International cooperation must drive autonomous cars

Imagine a world where you can relax in your car, while it is driving by itself. Where elderly people can remain mobile and where your car will park itself when you tell it to. Imagine a world where we have drastically reduced the number of traffic accidents.

This world may not be that far away. While the motor industry’s 120-year history is an impressive succession of innovation, we are standing before what could be the biggest quantum leap forward in automotive technology in history.  

Over the past months, barely a week has passed without automakers or technology companies announcing their plans to develop self-driving, or autonomous cars. The technology is developing fast, with these new cars being tried and tested from California to Singapore. Now, we must work together to create the legal and physical infrastructure to fully realize this technology. 

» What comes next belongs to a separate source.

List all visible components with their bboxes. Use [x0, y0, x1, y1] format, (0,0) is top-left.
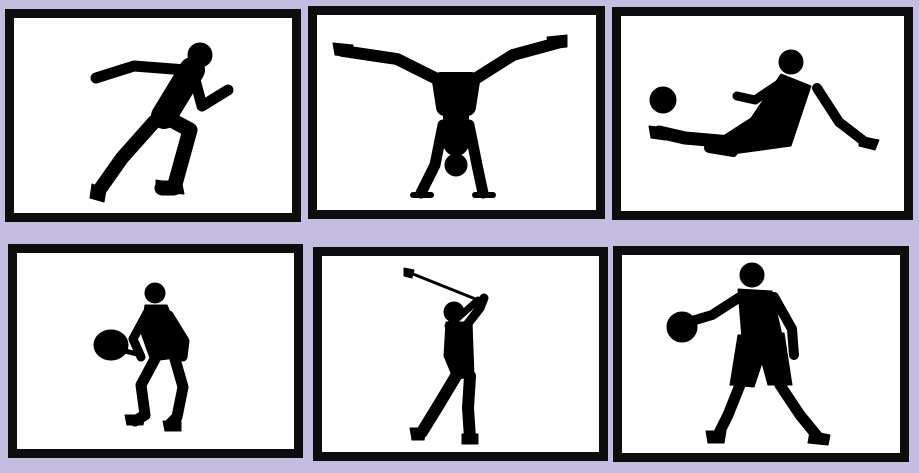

Autonomous cars have the potential to change the life of billions of people and fundamentally change how road transportation works.  They can create a safer, more efficient and environmentally friendly commuting experience.  This would also fundamentally change the global automotive industry, which employs some 50 million people and represents a turnover of almost $2 trillion.

Thousands of lives could also be saved. Traffic accidents kill 1.24 million people per year and injure, some 50 million people, often severely, and many of the world’s cities suffer from chronic traffic congestion and pollution. The new technologies can address many of these issues.